It is noteworthy that Hashem’s passing-over the houses of Bnei Yisrael is the source for the name of the festival of Pesach, as well as the sacrifice offered on this holiday. If one were to look at all of the miracles which took place in Egypt up to and including the exodus from Egypt, the “passing-over” might not seem quite as remarkable. Why, then, is it so distinctly represented in the name and motif of the festival?
Horav Yeruchum Levovitz z.l., offers a profound insight into the matter. The most significant component of the Exodus, which can be credited solely to Hashem, is that act of distinguishing between firstborn and non-firstborn, Jew and non-Jew. Indeed, this supreme act of discernment rises above the other miracles. These distinctions are the basis for the Exodus, for without them the miracles are meaningless.
Yet, we may wonder why the differentiation between Jew and non-Jew demanded Hashem’s intervention. Perhaps, the answer lies in the fact that Bnei Yisrael had not yet “attained” the required level of kedusha, holiness, essential to their being worthy of these miracles. Had they not sunk to the nadir of impurity? It is well known that at the parting of the Red Sea the angels questioned Bnei Yisrael’s merit in being spared over the Egyptians. Were they not both idol- worshippers?
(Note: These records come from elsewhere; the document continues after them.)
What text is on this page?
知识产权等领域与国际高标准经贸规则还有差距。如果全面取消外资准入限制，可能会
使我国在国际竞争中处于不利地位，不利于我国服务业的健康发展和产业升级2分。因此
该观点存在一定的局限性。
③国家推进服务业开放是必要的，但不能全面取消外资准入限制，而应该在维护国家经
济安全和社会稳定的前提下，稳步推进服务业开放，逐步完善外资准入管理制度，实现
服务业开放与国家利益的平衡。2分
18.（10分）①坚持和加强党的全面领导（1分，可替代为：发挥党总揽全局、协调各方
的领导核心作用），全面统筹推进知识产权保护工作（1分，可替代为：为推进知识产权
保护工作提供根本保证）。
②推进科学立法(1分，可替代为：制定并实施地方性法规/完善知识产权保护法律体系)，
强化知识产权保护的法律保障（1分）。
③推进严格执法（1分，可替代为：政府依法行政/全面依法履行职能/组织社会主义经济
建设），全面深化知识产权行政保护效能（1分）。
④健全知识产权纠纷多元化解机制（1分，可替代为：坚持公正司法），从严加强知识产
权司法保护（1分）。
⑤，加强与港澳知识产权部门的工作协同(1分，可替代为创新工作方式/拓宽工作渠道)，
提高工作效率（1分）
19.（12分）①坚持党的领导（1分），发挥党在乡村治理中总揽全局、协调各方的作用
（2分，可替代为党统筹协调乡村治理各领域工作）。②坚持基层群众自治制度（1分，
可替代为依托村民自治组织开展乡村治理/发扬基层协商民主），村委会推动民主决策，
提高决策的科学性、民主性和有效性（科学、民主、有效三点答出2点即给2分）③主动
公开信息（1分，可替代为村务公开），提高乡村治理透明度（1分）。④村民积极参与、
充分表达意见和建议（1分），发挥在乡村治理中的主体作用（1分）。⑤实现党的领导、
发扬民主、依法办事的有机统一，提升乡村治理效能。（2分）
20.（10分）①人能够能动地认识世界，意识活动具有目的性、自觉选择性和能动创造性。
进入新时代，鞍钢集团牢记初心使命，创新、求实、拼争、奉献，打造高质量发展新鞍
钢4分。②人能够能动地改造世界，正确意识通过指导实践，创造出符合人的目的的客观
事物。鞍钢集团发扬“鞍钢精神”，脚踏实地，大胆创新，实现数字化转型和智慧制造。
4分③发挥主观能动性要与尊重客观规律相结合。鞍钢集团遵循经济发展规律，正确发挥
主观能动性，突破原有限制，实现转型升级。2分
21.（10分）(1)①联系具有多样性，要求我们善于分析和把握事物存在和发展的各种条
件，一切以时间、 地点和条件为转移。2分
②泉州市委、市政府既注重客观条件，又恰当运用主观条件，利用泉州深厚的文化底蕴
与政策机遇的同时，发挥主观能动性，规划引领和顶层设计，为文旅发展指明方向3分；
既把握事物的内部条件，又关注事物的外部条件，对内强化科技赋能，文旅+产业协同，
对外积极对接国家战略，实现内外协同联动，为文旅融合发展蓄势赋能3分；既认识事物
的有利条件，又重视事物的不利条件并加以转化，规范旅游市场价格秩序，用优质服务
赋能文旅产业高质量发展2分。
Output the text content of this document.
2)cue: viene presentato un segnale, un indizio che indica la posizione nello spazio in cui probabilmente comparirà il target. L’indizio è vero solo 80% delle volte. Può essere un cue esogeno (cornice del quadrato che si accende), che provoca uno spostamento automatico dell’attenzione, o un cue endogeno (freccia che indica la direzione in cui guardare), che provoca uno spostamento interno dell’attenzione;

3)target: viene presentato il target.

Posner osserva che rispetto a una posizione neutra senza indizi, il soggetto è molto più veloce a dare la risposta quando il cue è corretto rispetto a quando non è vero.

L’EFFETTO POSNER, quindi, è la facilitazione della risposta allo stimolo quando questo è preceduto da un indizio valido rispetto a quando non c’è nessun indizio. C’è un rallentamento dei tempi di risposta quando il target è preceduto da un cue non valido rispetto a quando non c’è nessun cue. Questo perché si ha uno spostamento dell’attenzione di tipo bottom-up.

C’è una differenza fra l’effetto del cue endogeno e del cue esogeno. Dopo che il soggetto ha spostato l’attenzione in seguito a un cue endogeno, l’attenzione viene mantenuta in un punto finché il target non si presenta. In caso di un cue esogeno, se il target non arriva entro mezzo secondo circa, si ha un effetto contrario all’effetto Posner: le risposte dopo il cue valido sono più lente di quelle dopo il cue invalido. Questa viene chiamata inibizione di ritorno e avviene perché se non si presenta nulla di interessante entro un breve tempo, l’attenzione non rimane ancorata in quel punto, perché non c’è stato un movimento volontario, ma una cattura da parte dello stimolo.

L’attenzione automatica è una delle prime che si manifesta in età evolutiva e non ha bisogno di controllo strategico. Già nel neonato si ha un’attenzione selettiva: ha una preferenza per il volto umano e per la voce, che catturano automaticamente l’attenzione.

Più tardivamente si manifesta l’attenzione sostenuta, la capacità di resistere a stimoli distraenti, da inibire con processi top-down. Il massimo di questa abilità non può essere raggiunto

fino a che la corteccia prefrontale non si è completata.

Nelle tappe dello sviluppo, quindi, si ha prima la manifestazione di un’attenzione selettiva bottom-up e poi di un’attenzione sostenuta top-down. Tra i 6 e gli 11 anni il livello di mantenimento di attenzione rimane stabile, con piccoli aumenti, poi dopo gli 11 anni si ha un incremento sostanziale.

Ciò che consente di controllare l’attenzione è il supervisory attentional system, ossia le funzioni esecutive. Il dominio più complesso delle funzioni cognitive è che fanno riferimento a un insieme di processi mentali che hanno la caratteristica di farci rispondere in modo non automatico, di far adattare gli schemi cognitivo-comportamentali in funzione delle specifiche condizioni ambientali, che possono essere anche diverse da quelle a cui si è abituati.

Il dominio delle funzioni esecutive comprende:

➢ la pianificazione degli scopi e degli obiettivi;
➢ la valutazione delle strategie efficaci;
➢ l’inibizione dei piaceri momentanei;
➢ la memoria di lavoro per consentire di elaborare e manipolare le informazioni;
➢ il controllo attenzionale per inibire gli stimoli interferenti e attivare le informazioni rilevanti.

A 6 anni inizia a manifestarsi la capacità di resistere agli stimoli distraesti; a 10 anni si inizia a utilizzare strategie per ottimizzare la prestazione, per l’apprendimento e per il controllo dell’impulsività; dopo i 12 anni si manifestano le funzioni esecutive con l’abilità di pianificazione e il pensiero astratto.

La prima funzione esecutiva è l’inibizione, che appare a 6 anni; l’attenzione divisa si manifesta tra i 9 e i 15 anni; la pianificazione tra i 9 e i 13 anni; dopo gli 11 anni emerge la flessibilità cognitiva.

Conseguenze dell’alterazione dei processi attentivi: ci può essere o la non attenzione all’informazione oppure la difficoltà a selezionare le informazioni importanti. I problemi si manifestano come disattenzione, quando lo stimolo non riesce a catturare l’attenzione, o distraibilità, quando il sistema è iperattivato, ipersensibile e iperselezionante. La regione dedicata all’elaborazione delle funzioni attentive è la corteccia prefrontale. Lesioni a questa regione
This was not a mere differentiation between black and white; it represented a distinction between two shades of gray! Bnei Yisrael’s willingness to draw away from the pagan environment to the point of self-sacrifice earned them this distinction. It is not from where one originates that is important; it is where his focus for the future lies which distinguishes him. The Egyptians continued in their blasphemy, while Bnei Yisrael divested themselves of their impurity in order to reach out with devotion to Hashem.